Last updated:
ID:
63774
Start date:
13 May 2021
Project status:
Closed
Principal investigator:
Professor Su-In Lee
Lead institution:
University of Washington, United States of America

Aims: The goal of our project is to help build a flexible tool for assessing people’s risks for various diseases. Our tool will be able to make predictions about an individual’s risk based on whatever data they provide, and will also suggest missing information/tests that would be useful to make their risk estimates more certain.

Scientific rationale: With large studies like the UK BioBank, it’s possible for researchers to build powerful algorithms to predict people’s disease risk from many variables. However, in the real world, doctors don’t often have every piece of information about a patient (e.g., all lab tests or personal information), making it difficult to use those algorithms effectively. Therefore, one of our goals is to adapt these powerful algorithms to handle missing information for individuals in the general population by first making estimates about what their missing values could be. We plan to use each of these estimates for our algorithms to produce a “risk interval,” or a range of risk scores an individual may have based on the information we know about them.
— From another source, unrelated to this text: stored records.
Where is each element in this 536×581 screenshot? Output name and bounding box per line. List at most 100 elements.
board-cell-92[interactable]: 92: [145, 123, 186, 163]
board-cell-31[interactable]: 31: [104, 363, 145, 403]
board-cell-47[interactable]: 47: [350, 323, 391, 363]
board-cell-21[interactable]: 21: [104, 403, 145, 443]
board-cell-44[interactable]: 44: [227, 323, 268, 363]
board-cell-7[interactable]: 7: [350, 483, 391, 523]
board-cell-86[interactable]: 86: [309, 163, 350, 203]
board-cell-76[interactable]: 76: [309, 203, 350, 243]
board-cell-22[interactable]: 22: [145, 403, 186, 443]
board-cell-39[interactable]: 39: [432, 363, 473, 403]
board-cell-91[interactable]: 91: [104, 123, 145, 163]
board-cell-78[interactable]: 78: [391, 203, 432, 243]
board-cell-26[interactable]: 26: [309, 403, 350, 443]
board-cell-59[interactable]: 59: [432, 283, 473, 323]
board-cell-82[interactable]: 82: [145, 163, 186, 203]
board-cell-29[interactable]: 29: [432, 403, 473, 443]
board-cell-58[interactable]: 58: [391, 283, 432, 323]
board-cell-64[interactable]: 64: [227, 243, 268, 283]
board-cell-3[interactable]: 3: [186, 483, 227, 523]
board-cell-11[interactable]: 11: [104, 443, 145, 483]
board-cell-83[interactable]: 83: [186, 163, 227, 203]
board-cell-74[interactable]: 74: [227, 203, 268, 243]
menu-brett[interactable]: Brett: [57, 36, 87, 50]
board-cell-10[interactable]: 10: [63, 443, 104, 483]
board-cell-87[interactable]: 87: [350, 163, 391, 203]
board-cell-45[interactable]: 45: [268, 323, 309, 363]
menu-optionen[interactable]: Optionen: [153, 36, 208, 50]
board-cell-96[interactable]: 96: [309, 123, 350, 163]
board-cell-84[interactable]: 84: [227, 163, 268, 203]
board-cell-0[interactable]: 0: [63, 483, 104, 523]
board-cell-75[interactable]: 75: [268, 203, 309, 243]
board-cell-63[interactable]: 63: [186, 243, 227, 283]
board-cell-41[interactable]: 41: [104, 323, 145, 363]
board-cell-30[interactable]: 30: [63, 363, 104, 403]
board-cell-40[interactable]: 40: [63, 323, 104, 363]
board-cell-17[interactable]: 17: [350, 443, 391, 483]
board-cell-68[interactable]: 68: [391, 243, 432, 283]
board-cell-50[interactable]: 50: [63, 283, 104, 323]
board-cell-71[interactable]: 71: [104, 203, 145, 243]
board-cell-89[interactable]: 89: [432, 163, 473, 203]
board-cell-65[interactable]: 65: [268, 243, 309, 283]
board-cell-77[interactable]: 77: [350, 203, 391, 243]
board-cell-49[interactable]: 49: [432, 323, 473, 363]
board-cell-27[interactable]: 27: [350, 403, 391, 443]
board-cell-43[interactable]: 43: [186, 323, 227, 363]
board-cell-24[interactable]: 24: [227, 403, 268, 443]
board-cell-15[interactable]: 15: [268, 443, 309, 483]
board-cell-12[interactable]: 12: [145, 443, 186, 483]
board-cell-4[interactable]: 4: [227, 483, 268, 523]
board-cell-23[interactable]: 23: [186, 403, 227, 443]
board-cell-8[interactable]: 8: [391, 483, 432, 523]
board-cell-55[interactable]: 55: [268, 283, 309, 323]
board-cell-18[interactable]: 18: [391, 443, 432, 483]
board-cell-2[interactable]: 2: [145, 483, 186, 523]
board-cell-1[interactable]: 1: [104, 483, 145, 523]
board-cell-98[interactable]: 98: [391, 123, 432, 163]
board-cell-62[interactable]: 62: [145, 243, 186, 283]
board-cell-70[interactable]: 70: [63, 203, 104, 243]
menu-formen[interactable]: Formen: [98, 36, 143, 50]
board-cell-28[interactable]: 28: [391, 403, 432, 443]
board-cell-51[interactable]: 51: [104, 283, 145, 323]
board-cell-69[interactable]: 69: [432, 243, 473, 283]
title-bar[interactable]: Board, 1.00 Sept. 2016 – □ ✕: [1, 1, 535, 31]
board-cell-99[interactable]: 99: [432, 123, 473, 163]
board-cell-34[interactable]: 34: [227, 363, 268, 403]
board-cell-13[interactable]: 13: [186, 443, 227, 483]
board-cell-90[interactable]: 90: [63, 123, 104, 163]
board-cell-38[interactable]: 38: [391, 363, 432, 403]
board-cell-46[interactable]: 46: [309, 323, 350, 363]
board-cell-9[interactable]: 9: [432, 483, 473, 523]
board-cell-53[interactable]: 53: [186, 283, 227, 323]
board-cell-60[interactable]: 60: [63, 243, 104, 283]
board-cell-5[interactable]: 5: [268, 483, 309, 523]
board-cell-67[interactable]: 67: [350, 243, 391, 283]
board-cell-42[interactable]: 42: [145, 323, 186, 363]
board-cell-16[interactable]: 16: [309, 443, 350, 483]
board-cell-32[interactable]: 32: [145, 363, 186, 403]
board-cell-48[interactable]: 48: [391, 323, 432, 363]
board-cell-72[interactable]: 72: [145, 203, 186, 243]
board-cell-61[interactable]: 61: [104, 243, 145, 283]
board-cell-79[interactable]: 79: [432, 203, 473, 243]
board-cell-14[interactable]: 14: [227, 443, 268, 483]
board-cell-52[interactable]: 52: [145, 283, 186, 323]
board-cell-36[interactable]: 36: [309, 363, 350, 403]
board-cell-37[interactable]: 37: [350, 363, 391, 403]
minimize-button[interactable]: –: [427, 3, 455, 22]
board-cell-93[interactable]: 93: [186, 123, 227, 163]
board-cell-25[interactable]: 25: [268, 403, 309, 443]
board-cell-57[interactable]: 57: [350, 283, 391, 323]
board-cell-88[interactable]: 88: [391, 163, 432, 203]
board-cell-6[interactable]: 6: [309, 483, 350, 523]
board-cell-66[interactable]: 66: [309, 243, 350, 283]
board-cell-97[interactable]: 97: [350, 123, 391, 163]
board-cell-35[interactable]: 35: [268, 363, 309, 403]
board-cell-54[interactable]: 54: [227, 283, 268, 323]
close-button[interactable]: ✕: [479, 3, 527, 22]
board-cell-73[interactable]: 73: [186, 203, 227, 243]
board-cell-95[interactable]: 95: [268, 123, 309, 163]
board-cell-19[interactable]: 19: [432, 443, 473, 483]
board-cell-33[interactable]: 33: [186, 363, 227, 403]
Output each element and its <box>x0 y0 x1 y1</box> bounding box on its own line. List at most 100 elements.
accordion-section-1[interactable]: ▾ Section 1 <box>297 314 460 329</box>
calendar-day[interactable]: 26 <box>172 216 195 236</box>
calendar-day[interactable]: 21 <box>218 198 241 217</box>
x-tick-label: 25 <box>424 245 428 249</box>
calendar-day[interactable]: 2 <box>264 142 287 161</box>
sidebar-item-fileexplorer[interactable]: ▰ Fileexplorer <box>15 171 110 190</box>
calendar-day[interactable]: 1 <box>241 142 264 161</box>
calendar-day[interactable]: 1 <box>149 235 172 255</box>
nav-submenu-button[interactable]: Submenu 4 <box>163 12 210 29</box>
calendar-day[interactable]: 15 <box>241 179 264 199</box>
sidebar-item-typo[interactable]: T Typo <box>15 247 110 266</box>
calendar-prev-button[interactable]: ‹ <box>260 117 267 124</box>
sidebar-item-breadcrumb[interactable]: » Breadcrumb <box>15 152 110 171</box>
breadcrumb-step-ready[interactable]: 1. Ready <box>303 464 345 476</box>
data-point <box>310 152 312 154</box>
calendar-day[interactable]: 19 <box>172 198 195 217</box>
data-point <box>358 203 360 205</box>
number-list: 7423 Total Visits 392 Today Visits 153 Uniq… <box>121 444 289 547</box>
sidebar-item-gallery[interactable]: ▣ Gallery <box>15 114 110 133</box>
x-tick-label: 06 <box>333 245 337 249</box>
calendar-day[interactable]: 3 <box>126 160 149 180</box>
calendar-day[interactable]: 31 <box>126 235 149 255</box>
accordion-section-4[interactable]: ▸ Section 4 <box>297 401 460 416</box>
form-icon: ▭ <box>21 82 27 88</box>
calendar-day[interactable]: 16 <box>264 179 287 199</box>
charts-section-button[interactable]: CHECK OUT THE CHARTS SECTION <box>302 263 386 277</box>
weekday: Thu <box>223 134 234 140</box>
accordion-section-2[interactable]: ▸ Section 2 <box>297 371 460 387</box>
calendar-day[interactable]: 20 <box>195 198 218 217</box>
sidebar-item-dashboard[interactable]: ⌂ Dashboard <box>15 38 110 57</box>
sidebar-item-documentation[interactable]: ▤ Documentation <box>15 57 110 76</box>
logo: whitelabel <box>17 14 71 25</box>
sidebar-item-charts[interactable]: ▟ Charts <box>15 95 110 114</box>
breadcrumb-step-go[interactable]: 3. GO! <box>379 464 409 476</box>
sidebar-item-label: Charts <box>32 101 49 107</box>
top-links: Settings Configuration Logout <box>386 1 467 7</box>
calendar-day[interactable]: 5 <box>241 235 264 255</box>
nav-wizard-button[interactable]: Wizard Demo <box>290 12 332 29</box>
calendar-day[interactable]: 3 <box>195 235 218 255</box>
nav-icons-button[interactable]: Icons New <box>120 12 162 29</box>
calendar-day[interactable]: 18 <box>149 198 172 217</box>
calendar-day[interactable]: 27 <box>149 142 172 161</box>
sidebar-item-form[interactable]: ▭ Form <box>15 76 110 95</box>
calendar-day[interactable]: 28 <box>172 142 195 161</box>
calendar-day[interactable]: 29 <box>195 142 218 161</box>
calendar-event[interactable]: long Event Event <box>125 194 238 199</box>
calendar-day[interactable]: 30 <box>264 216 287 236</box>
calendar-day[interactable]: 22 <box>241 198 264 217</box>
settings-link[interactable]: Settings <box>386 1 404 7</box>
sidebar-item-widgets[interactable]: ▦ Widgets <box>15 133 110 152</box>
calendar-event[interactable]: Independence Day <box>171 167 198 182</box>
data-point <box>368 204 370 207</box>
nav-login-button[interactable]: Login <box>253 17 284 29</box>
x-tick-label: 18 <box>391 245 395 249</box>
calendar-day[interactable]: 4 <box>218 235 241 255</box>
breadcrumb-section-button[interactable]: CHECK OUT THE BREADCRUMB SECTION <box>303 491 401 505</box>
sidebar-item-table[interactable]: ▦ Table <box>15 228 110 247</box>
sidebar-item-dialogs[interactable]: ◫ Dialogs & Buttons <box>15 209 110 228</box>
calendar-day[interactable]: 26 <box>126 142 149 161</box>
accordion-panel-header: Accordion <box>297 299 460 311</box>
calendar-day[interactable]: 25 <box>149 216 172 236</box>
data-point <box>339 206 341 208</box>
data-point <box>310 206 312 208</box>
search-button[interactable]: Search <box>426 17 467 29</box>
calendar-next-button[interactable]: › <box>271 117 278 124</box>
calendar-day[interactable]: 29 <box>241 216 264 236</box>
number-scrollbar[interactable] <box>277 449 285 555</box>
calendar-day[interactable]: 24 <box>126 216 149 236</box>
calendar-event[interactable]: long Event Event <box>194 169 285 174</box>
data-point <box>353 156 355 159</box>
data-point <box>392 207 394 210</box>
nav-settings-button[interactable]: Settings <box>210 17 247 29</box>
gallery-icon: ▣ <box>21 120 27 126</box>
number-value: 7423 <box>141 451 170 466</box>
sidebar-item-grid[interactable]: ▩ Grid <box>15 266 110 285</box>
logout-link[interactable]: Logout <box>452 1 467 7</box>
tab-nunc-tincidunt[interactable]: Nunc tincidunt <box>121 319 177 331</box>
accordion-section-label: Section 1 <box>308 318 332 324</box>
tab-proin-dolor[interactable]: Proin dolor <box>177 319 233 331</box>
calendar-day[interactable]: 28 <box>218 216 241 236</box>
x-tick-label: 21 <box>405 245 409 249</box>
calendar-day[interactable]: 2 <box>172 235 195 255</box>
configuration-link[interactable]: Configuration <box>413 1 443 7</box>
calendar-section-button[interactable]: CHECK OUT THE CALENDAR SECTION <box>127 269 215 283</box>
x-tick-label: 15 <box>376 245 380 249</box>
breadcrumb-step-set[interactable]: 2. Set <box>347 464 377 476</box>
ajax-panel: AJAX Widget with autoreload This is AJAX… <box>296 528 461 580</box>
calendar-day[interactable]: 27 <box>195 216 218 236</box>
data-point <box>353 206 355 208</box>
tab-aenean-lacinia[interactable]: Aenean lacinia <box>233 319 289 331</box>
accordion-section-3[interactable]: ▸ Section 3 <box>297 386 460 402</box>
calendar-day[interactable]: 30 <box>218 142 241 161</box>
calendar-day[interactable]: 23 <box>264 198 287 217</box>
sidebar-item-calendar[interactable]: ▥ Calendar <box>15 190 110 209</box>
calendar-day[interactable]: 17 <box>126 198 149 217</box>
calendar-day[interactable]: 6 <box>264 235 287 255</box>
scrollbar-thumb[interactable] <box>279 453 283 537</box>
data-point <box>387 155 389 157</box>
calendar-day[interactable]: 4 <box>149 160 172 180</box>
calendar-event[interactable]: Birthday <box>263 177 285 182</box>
Another goal of our method is to identify which pieces of information may be the most useful for the algorithms to know (i.e., which variables would help narrow the range of risk scores and decrease uncertainty). This could provide doctors with suggestions about what lab test to order or information to ask the patient which would help them better assess their risk. In order to generate these suggestions, we plan to apply an “explainable” method to our algorithm, in order to assess how much each variable contributes to the algorithm’s outputs for a given individual’s data. If having different estimates for a piece of information leads to huge fluctuations in our algorithm’s prediction, obtaining the true information for that particular variable would lead to a narrower risk range.

Public Health Impact: Our project aims to provide a way to assess risk without full information, and therefore may be useable in the general population. These prediction intervals described above would be useful for doctors to determine if more information or tests are needed, and if so, our method’s recommendations would provide useful next steps. Finally, by predictions and explanations across many individuals, we may gain insights about risk factors for these diseases.